AJR Announces New Partnerships

From left to right: AJR Chief Executive Michael Newman, Center for Jewish History’s Chief of Archive and Library Services Rachel Miller and United Kingdom Special Envoy for Post-Holocaust Issues
The Association of Jewish Refugees (AJR) has announced two new partnerships which will enable audiences in the US and Europe to access and use the AJR Refugee Voices testimony archive.
In a first collaboration with a US partner, the entire collection of 270 AJR Refugee Voices interviews will now be held at the Center for Jewish History in New York, which provides a collaborative home for the American Jewish Historical Society, American Sephardi Federation, Yeshiva University Museum, the YIVO Institute for Jewish Research, and Leo Baeck Institute.
The Center for Jewish History’s Chief of Archive and Library Services, Rachel Miller said, “The Center for Jewish History is honoured to be the first US institution to provide access to these testimonies. These voices from the UK will broaden the rich digital footprint of the oral histories documenting the refugee and immigrant experiences of Central and Eastern European Jewish survivors, Iraqi Jews, and Soviet era refuseniks currently available to our US audience.”
The partnership with Austrian organisation erinnern.at and its online testimony platform weiter erzählen, opens up new digital learning avenues. This is the first time a collection of entire Refugee Voices interviews (Herta Kammerling, Walter Kammerling, John Chillag, Francis Max Steiner and Valerie Klimt) will be fully accessible online through a partner organisation. erinnern.at collects and presents video and audio interviews with victims of National Socialism with an Austrian connection. It is part of Austria’s Agency for Education and Internationalization which provides programmes for teaching and learning about National Socialism and the Holocaust.
Refugee Voices is AJR’s ground-breaking Holocaust testimony collection of filmed interviews with Jewish survivors and refugees from Nazi Europe who fled to Great Britain prior to the Second World War or who came to the country at war’s end. Alongside the filmed interviews, the archive comprises photographs and documents that describe, in their own words, the lives of a remarkable community of people.
AJR Refugee Voices can already be accessed at many of the world’s leading institutions for Holocaust studies and research, including Yad Vashem in Jerusalem, the Memorial de la Shoah in Paris and the Wiener Holocaust Library in London. The collection is also available for students at several UK and European Universities, such as Southampton, Essex and Leeds as well as the Freie University Berlin where it complements two other Holocaust survivor testimony archives. Recent publications using material from the Refugee Voices collection include Rebecca Clifford’s book ‘Survivors: Children Lives after the Holocaust’ and Deborah Cadbury book on Bunce Court entitled ‘The School that escaped the Nazis.’
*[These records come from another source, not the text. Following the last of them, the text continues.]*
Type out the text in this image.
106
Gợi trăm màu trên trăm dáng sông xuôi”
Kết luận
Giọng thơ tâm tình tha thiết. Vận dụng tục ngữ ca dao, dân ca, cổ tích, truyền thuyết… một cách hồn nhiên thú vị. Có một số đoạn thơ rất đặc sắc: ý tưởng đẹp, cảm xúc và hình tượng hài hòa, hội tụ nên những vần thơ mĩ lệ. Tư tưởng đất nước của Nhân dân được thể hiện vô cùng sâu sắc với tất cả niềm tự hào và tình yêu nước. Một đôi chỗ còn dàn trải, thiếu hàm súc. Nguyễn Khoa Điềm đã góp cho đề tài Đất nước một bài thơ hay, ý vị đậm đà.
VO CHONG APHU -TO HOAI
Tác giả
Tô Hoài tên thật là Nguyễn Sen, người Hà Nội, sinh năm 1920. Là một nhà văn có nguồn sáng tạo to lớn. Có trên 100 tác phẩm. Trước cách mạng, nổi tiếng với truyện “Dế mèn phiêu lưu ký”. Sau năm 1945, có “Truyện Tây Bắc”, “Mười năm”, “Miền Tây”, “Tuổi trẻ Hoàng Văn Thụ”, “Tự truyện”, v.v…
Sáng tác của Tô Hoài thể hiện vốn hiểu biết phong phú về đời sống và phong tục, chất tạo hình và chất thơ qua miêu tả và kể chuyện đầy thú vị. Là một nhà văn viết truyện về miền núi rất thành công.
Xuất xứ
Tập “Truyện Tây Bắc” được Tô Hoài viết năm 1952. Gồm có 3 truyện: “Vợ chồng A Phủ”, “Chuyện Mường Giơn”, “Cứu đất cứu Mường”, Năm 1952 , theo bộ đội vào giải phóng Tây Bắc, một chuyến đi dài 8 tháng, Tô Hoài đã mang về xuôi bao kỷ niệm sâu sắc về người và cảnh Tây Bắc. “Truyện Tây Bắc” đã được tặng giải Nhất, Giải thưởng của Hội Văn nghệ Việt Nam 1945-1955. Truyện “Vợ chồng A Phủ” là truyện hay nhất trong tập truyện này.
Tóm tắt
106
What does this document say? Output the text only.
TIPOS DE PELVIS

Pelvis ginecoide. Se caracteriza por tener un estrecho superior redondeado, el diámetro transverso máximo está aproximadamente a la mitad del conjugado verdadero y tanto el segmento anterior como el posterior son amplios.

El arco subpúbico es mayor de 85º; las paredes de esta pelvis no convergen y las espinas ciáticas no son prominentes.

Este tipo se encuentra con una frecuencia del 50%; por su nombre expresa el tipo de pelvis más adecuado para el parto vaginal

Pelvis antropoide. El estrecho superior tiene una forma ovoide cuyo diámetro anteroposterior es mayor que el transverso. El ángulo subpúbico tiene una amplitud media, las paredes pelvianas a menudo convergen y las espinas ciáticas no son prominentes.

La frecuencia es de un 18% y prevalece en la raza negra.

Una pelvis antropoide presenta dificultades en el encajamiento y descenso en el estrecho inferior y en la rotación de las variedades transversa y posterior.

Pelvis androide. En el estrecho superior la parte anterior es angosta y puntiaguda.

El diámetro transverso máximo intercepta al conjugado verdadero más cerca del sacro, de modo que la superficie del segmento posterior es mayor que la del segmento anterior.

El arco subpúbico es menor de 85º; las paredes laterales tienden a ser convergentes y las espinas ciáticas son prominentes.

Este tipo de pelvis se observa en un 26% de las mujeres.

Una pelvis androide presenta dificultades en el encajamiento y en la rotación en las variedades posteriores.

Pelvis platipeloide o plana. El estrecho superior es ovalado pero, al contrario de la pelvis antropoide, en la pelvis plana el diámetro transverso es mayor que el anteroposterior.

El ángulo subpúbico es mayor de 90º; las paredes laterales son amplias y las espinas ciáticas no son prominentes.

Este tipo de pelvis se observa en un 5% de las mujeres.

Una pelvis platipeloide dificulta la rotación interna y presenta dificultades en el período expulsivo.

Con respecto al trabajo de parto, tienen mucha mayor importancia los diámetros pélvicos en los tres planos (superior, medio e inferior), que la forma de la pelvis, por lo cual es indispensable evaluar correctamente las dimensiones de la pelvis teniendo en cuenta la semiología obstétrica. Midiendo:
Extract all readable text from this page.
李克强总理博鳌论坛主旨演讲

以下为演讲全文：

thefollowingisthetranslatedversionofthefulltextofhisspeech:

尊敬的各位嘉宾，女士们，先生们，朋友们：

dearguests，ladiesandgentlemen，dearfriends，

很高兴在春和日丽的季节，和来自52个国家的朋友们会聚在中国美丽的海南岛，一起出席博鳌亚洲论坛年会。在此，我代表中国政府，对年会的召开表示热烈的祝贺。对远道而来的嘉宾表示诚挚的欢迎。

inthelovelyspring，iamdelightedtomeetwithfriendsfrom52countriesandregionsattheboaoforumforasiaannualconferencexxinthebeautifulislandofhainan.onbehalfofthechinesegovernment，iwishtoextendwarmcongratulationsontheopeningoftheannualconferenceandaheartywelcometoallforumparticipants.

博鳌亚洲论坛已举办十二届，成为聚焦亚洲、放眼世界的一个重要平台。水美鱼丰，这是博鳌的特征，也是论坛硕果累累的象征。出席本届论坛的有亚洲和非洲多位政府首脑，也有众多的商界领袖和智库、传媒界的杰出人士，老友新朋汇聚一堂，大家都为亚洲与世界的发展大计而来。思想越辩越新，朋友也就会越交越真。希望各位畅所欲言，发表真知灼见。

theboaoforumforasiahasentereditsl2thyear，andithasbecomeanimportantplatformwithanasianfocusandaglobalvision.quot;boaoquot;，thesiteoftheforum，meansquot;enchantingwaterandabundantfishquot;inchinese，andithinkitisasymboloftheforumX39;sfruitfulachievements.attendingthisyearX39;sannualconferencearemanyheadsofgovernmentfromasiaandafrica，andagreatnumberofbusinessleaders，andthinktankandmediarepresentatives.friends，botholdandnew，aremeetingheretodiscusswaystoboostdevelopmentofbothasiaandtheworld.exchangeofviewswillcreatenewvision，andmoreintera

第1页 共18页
Dr Bea Lewkowicz, director of the AJR Refugee Archive, said, “As we approach the 20th anniversary of the establishment of Refugee Voices, we are delighted to expand our international partnership and to share the many Holocaust testimonies we have collected with new audiences. It is our fervent hope that the precious stories we have captured will be used for research and study, to combat Holocaust denial and distortion, and to preserve for posterity a unique history and cultural heritage.”
The AJR is the leading national charitable organisation exclusively delivering social, welfare and volunteer services to Jewish victims of Nazi oppression living in Great Britain.
The AJR is also the largest supporter of Holocaust educational programmes, projects and initiatives to commemorate the Holocaust in the UK.
The AJR has produced the ground-breaking audio-visual testimony archive, Refugee Voices. This collection of 250 filmed interviews creates a legacy of the experiences of the refugees and will advance and enhance Holocaust research for future generations. Refugee Voices enables Holocaust researchers and scholars to watch up to 500 hours of film and read fully edited and transcribed accounts. Researchers are assisted by timecodes that, together with a summary sheet and key words section, direct users to specific sections of the films.
The AJR’s ‘My Story’ project tells the life stories of Jewish refugees and Holocaust survivors through the production of individual life story books to be kept as treasured memories and tools for reminiscence and to raise awareness about the Holocaust and Nazi oppression.